Insights

Jason Angle


Thought Leadership

The Business Journals: 5 for ’25 - Five keys for sustainable business growth

This article was originally published by Mark Mensheha – Director of The Business Journals on bizjournals.com. To read the original article, click here.

Small-business expansion comes with a cautionary note for many company founders. Amid all the entrepreneurial success stories that are celebrated, there also exist examples of small businesses that have grown too quickly, leaving owners to make decisions they wouldn’t have anticipated when thinking about growth. I spoke about growth strategies with Devin Deaton, founder and partner of Max Connect Digital, an agency that has helped a number of clients grow. In so doing, the Utah-based company has grown in its own right since its start in 2013. The company, which has more than 60 employees, opened an office in Arizona at the start of the year. It's posted 25% to 30% annual revenue growth in recent years, Deaton said, with the company poised to post $50 million in revenue this year. Here are five tips Deaton has for founders when it comes to business growth — making sure that it’s growth that's sustainable.

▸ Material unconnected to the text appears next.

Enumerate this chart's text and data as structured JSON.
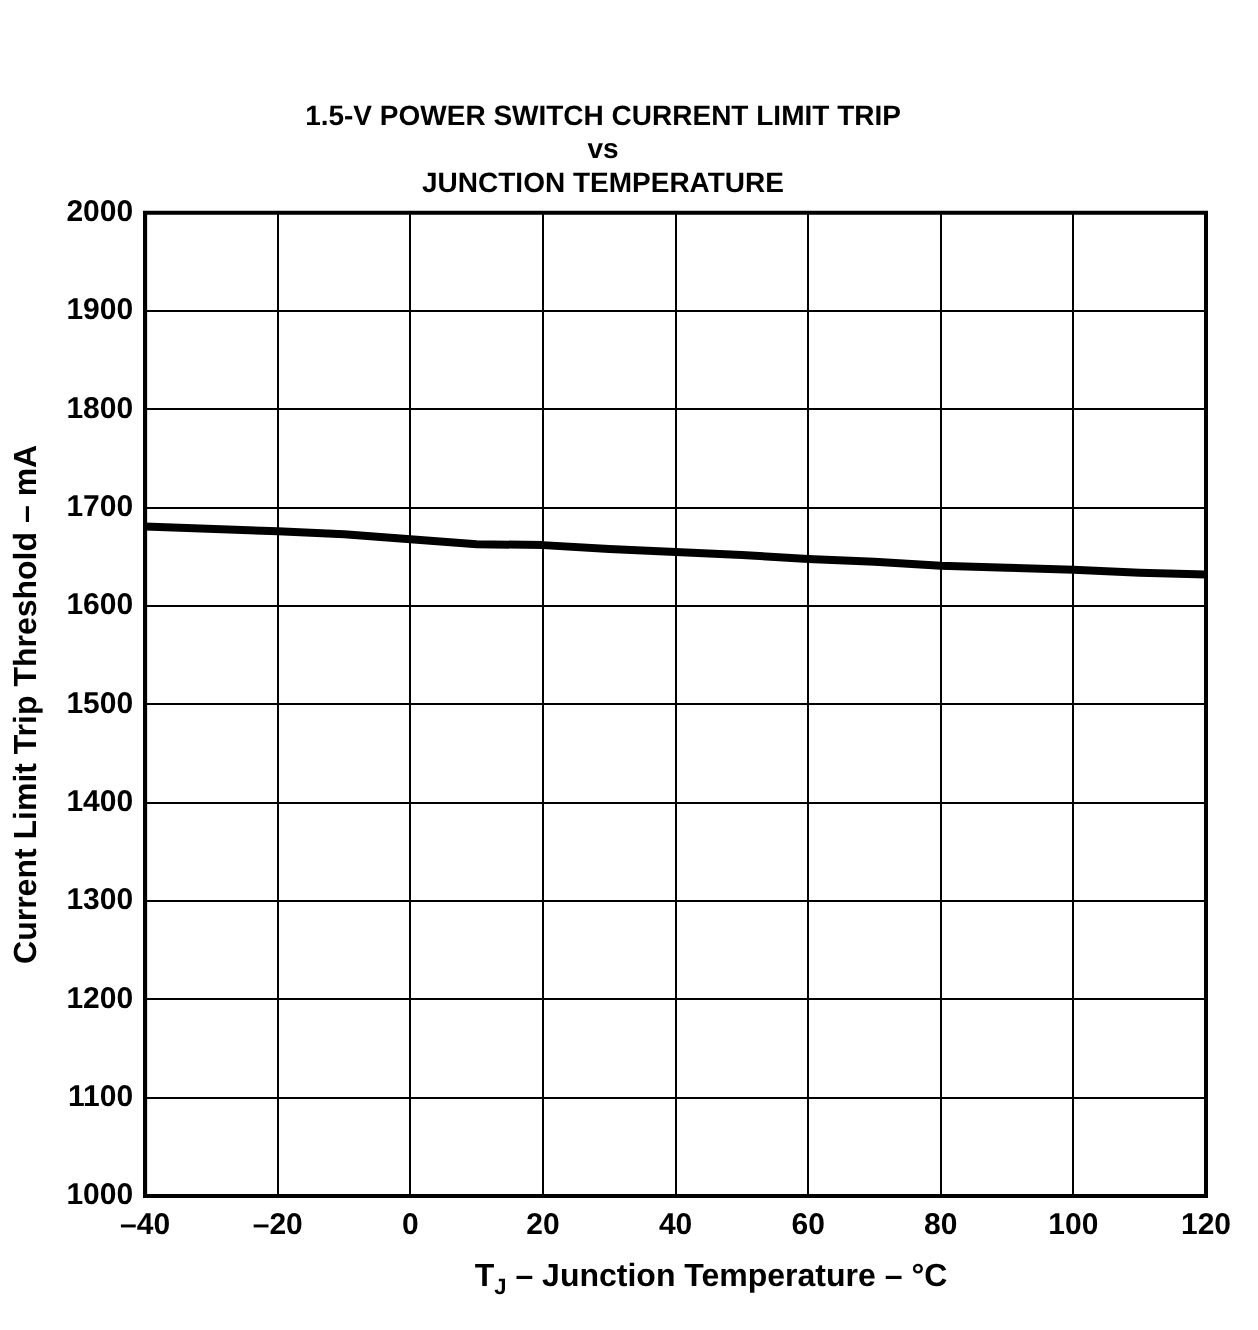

1. Define your non-negotiables early

This means identifying the core values, processes and standards that must remain in tact even as you pursue expansion, Deaton said. For many companies, these non-negotiable are codified in a mission statement. There’s a difference between stating your values and executing them, though. “A lot of people sit down when they start their business and they develop their mission statement first, and sometimes I feel like that's a mistake,” Deaton said. “You don't really know what's in your business. You don't really know the culture you've developed.” Deaton said a mission statement needs to develop organically, and it needs to reflect a company’s beliefs. In the case of Max Connect, it’s a pursuit of “world domination,” Deaton said. “That's what we talk about: We want to dominate the world. But it kind of just came out of the culture of the four partners that started it,” he said. “[If] it was a meeting, we wanted to dominate it. If it was a campaign for a client, we wanted to dominate it. If it was going to do research, we wanted to dominate. So we kind of jokingly created a company motto, a mission statement of ‘world domination.’”

2. Teach people what makes the company unique

Every company has a set of norms for employee behaviors, rituals and decision making processes. Those characteristics are the things that will stand out when it comes times for employees to scale with new teams and in new markets. Companies that do that well will be able to work together better, Deaton said.

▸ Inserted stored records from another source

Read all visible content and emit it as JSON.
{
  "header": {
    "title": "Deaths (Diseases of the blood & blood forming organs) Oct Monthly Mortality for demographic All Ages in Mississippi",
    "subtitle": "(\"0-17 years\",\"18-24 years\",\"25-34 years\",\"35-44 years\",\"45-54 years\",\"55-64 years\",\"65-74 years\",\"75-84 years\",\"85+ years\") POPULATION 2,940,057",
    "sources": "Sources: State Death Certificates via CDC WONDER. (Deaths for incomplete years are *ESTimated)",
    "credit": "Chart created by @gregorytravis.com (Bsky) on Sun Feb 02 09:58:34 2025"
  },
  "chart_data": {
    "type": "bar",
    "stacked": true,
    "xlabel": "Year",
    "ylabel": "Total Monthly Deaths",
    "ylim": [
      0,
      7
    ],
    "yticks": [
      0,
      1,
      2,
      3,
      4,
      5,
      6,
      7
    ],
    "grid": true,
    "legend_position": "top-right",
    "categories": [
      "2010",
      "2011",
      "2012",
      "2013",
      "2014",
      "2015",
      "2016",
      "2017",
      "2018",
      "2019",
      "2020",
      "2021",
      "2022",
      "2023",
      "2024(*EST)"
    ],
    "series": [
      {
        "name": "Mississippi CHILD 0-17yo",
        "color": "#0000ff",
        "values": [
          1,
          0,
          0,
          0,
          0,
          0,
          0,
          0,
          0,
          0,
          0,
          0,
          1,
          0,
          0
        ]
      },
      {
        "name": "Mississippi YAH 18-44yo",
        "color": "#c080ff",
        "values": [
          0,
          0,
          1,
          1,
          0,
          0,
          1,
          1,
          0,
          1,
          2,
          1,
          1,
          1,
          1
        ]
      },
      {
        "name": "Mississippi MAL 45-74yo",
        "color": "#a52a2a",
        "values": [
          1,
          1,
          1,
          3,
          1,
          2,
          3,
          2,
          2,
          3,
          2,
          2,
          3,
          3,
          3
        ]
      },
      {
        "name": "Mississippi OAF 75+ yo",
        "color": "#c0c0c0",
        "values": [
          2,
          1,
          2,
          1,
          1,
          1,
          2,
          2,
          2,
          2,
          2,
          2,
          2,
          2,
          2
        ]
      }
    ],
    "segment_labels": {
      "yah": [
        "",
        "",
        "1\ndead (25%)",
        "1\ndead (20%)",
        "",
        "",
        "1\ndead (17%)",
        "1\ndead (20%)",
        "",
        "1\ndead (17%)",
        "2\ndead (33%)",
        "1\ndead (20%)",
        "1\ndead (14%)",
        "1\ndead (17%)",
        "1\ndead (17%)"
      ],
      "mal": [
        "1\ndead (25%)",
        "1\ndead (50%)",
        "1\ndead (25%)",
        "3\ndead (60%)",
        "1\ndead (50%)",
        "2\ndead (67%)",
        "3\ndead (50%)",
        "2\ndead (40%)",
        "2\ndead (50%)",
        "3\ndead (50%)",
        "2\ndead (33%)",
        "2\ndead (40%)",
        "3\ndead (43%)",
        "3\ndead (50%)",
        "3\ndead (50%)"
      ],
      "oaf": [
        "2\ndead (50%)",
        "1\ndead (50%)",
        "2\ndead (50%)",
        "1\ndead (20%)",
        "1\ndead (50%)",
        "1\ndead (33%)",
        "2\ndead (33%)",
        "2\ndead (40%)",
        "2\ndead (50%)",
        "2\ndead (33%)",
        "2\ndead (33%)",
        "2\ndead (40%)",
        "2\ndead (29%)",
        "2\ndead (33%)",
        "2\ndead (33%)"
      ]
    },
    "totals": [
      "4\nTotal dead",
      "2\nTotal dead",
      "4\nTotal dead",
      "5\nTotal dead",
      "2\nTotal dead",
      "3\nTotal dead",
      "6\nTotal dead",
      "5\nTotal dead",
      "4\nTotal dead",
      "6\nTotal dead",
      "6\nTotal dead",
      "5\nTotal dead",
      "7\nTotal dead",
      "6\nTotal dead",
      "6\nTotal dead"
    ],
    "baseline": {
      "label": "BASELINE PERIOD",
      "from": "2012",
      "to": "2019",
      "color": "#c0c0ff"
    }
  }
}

3. Hire for values first, skills second

Business is done by people, not companies. Hiring people who embody a certain culture will prevent any sense of dilution as the company expands, Deaton said. He added that a company's core values can be relatively easy to maintain when you have a small group of employees in one office location. It can be tougher for a company to set and reinforce those principles if it has more employees working in multiple locations if those ideals aren't part of a company's foundational identity. Deaton said Max Connect has four core values that it keeps in mind when looking to bring on new employees: team above self; relationships matter; embrace the struggle; and, prove the impossible.

When hiring, Deaton said he wants to get a sense of a person’s values relative to those points to see if the prospective employee would fit well with the company. You can change what someone knows, he said, but you can’t change who a person is. Hiring is also the time to find out what kind of workplace environment a prospective employee likes. “It's kind of like 'sink or swim,'” he said. “The right type of people will swim, and when you get the right type of people all swimming together, you can fly. That's why we try to make sure we have the right type of people, and we can teach them everything they need to know after that.”

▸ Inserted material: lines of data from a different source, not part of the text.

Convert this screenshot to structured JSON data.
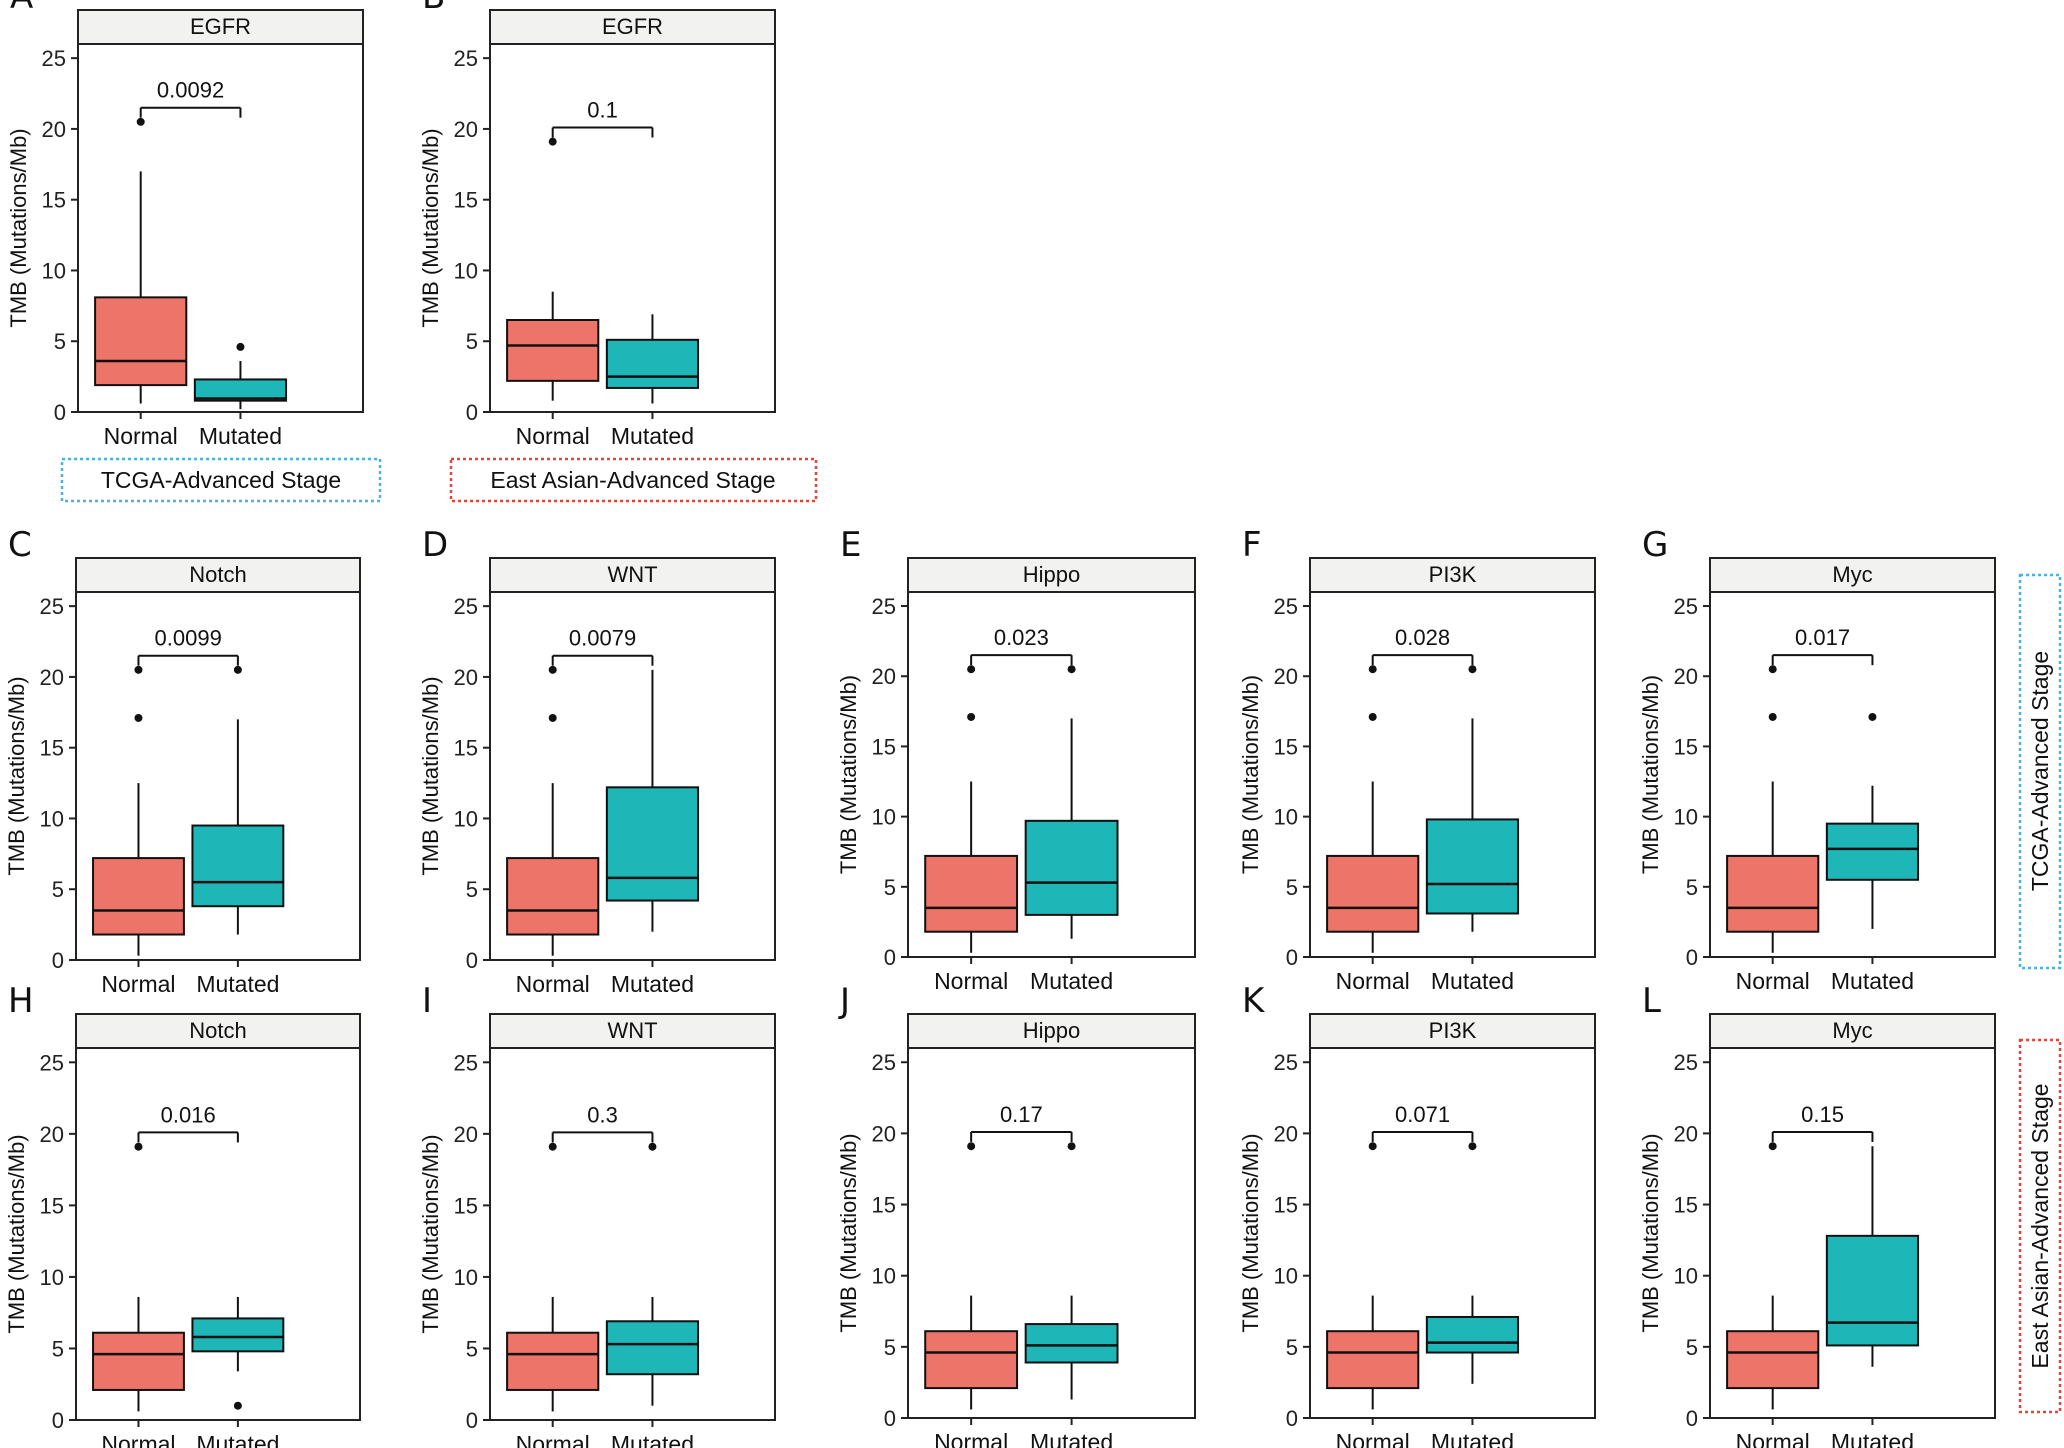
{
  "colors": {
    "normal": "#EC7468",
    "mutated": "#1FB6B8",
    "tcga_frame": "#4AB2E0",
    "eastasian_frame": "#E0453E",
    "strip_bg": "#F2F2F0"
  },
  "group_labels": {
    "tcga_bottom": "TCGA-Advanced Stage",
    "eastasian_bottom": "East Asian-Advanced Stage",
    "tcga_side": "TCGA-Advanced Stage",
    "eastasian_side": "East Asian-Advanced Stage"
  },
  "chart_data": [
    {
      "panel": "A",
      "type": "box",
      "strip": "EGFR",
      "ylabel": "TMB (Mutations/Mb)",
      "ylim": [
        0,
        26
      ],
      "yticks": [
        0,
        5,
        10,
        15,
        20,
        25
      ],
      "categories": [
        "Normal",
        "Mutated"
      ],
      "pvalue": "0.0092",
      "boxes": [
        {
          "name": "Normal",
          "min": 0.6,
          "q1": 1.9,
          "median": 3.6,
          "q3": 8.1,
          "max": 17.0,
          "outliers": [
            20.5
          ]
        },
        {
          "name": "Mutated",
          "min": 0.2,
          "q1": 0.8,
          "median": 0.95,
          "q3": 2.3,
          "max": 3.6,
          "outliers": [
            4.6
          ]
        }
      ]
    },
    {
      "panel": "B",
      "type": "box",
      "strip": "EGFR",
      "ylabel": "TMB (Mutations/Mb)",
      "ylim": [
        0,
        26
      ],
      "yticks": [
        0,
        5,
        10,
        15,
        20,
        25
      ],
      "categories": [
        "Normal",
        "Mutated"
      ],
      "pvalue": "0.1",
      "boxes": [
        {
          "name": "Normal",
          "min": 0.8,
          "q1": 2.2,
          "median": 4.7,
          "q3": 6.5,
          "max": 8.5,
          "outliers": [
            19.1
          ]
        },
        {
          "name": "Mutated",
          "min": 0.6,
          "q1": 1.7,
          "median": 2.5,
          "q3": 5.1,
          "max": 6.9,
          "outliers": []
        }
      ]
    },
    {
      "panel": "C",
      "type": "box",
      "strip": "Notch",
      "ylabel": "TMB (Mutations/Mb)",
      "ylim": [
        0,
        26
      ],
      "yticks": [
        0,
        5,
        10,
        15,
        20,
        25
      ],
      "categories": [
        "Normal",
        "Mutated"
      ],
      "pvalue": "0.0099",
      "boxes": [
        {
          "name": "Normal",
          "min": 0.3,
          "q1": 1.8,
          "median": 3.5,
          "q3": 7.2,
          "max": 12.5,
          "outliers": [
            17.1,
            20.5
          ]
        },
        {
          "name": "Mutated",
          "min": 1.8,
          "q1": 3.8,
          "median": 5.5,
          "q3": 9.5,
          "max": 17.0,
          "outliers": [
            20.5
          ]
        }
      ]
    },
    {
      "panel": "D",
      "type": "box",
      "strip": "WNT",
      "ylabel": "TMB (Mutations/Mb)",
      "ylim": [
        0,
        26
      ],
      "yticks": [
        0,
        5,
        10,
        15,
        20,
        25
      ],
      "categories": [
        "Normal",
        "Mutated"
      ],
      "pvalue": "0.0079",
      "boxes": [
        {
          "name": "Normal",
          "min": 0.3,
          "q1": 1.8,
          "median": 3.5,
          "q3": 7.2,
          "max": 12.5,
          "outliers": [
            17.1,
            20.5
          ]
        },
        {
          "name": "Mutated",
          "min": 2.0,
          "q1": 4.2,
          "median": 5.8,
          "q3": 12.2,
          "max": 20.5,
          "outliers": []
        }
      ]
    },
    {
      "panel": "E",
      "type": "box",
      "strip": "Hippo",
      "ylabel": "TMB (Mutations/Mb)",
      "ylim": [
        0,
        26
      ],
      "yticks": [
        0,
        5,
        10,
        15,
        20,
        25
      ],
      "categories": [
        "Normal",
        "Mutated"
      ],
      "pvalue": "0.023",
      "boxes": [
        {
          "name": "Normal",
          "min": 0.3,
          "q1": 1.8,
          "median": 3.5,
          "q3": 7.2,
          "max": 12.5,
          "outliers": [
            17.1,
            20.5
          ]
        },
        {
          "name": "Mutated",
          "min": 1.3,
          "q1": 3.0,
          "median": 5.3,
          "q3": 9.7,
          "max": 17.0,
          "outliers": [
            20.5
          ]
        }
      ]
    },
    {
      "panel": "F",
      "type": "box",
      "strip": "PI3K",
      "ylabel": "TMB (Mutations/Mb)",
      "ylim": [
        0,
        26
      ],
      "yticks": [
        0,
        5,
        10,
        15,
        20,
        25
      ],
      "categories": [
        "Normal",
        "Mutated"
      ],
      "pvalue": "0.028",
      "boxes": [
        {
          "name": "Normal",
          "min": 0.3,
          "q1": 1.8,
          "median": 3.5,
          "q3": 7.2,
          "max": 12.5,
          "outliers": [
            17.1,
            20.5
          ]
        },
        {
          "name": "Mutated",
          "min": 1.8,
          "q1": 3.1,
          "median": 5.2,
          "q3": 9.8,
          "max": 17.0,
          "outliers": [
            20.5
          ]
        }
      ]
    },
    {
      "panel": "G",
      "type": "box",
      "strip": "Myc",
      "ylabel": "TMB (Mutations/Mb)",
      "ylim": [
        0,
        26
      ],
      "yticks": [
        0,
        5,
        10,
        15,
        20,
        25
      ],
      "categories": [
        "Normal",
        "Mutated"
      ],
      "pvalue": "0.017",
      "boxes": [
        {
          "name": "Normal",
          "min": 0.3,
          "q1": 1.8,
          "median": 3.5,
          "q3": 7.2,
          "max": 12.5,
          "outliers": [
            17.1,
            20.5
          ]
        },
        {
          "name": "Mutated",
          "min": 2.0,
          "q1": 5.5,
          "median": 7.7,
          "q3": 9.5,
          "max": 12.2,
          "outliers": [
            17.1
          ]
        }
      ]
    },
    {
      "panel": "H",
      "type": "box",
      "strip": "Notch",
      "ylabel": "TMB (Mutations/Mb)",
      "ylim": [
        0,
        26
      ],
      "yticks": [
        0,
        5,
        10,
        15,
        20,
        25
      ],
      "categories": [
        "Normal",
        "Mutated"
      ],
      "pvalue": "0.016",
      "boxes": [
        {
          "name": "Normal",
          "min": 0.6,
          "q1": 2.1,
          "median": 4.6,
          "q3": 6.1,
          "max": 8.6,
          "outliers": [
            19.1
          ]
        },
        {
          "name": "Mutated",
          "min": 3.4,
          "q1": 4.8,
          "median": 5.8,
          "q3": 7.1,
          "max": 8.6,
          "outliers": [
            1.0
          ]
        }
      ]
    },
    {
      "panel": "I",
      "type": "box",
      "strip": "WNT",
      "ylabel": "TMB (Mutations/Mb)",
      "ylim": [
        0,
        26
      ],
      "yticks": [
        0,
        5,
        10,
        15,
        20,
        25
      ],
      "categories": [
        "Normal",
        "Mutated"
      ],
      "pvalue": "0.3",
      "boxes": [
        {
          "name": "Normal",
          "min": 0.6,
          "q1": 2.1,
          "median": 4.6,
          "q3": 6.1,
          "max": 8.6,
          "outliers": [
            19.1
          ]
        },
        {
          "name": "Mutated",
          "min": 1.0,
          "q1": 3.2,
          "median": 5.3,
          "q3": 6.9,
          "max": 8.6,
          "outliers": [
            19.1
          ]
        }
      ]
    },
    {
      "panel": "J",
      "type": "box",
      "strip": "Hippo",
      "ylabel": "TMB (Mutations/Mb)",
      "ylim": [
        0,
        26
      ],
      "yticks": [
        0,
        5,
        10,
        15,
        20,
        25
      ],
      "categories": [
        "Normal",
        "Mutated"
      ],
      "pvalue": "0.17",
      "boxes": [
        {
          "name": "Normal",
          "min": 0.6,
          "q1": 2.1,
          "median": 4.6,
          "q3": 6.1,
          "max": 8.6,
          "outliers": [
            19.1
          ]
        },
        {
          "name": "Mutated",
          "min": 1.3,
          "q1": 3.9,
          "median": 5.1,
          "q3": 6.6,
          "max": 8.6,
          "outliers": [
            19.1
          ]
        }
      ]
    },
    {
      "panel": "K",
      "type": "box",
      "strip": "PI3K",
      "ylabel": "TMB (Mutations/Mb)",
      "ylim": [
        0,
        26
      ],
      "yticks": [
        0,
        5,
        10,
        15,
        20,
        25
      ],
      "categories": [
        "Normal",
        "Mutated"
      ],
      "pvalue": "0.071",
      "boxes": [
        {
          "name": "Normal",
          "min": 0.6,
          "q1": 2.1,
          "median": 4.6,
          "q3": 6.1,
          "max": 8.6,
          "outliers": [
            19.1
          ]
        },
        {
          "name": "Mutated",
          "min": 2.4,
          "q1": 4.6,
          "median": 5.3,
          "q3": 7.1,
          "max": 8.6,
          "outliers": [
            19.1
          ]
        }
      ]
    },
    {
      "panel": "L",
      "type": "box",
      "strip": "Myc",
      "ylabel": "TMB (Mutations/Mb)",
      "ylim": [
        0,
        26
      ],
      "yticks": [
        0,
        5,
        10,
        15,
        20,
        25
      ],
      "categories": [
        "Normal",
        "Mutated"
      ],
      "pvalue": "0.15",
      "boxes": [
        {
          "name": "Normal",
          "min": 0.6,
          "q1": 2.1,
          "median": 4.6,
          "q3": 6.1,
          "max": 8.6,
          "outliers": [
            19.1
          ]
        },
        {
          "name": "Mutated",
          "min": 3.6,
          "q1": 5.1,
          "median": 6.7,
          "q3": 12.8,
          "max": 19.1,
          "outliers": []
        }
      ]
    }
  ]
}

4. Expand in measured waves

A company should look to enter new markets gradually, focusing on mastering one at a time to ensure quality and cultural alignment, Deaton said. Coming immediately out of the pandemic, companies were pushing hard to expand and grow revenue, he said. Now, he sees companies being more intentional about their growth. That ties to a thought of having sustainable growth, with employers wanting to expand in measured ways so they can continued to grow over a period of time. It’s OK for a company to evolve as it grows — just as a company might adjust its annual goals midyear based on how the first six months of a year play out, Deaton said. An owner, and a company's employees, always should be able to lean back on its established core values, though.

5. Find opportunities to underscore company culture and values

Celebrating great ideas and looking for moments that typify what you stand for is important, Deaton said. When people are passionate about the work they're doing, you want to recognize and acknowledge that. “We want people who, when they come up to a challenge, they don't quit. They find a way over it. They find solutions,” he said.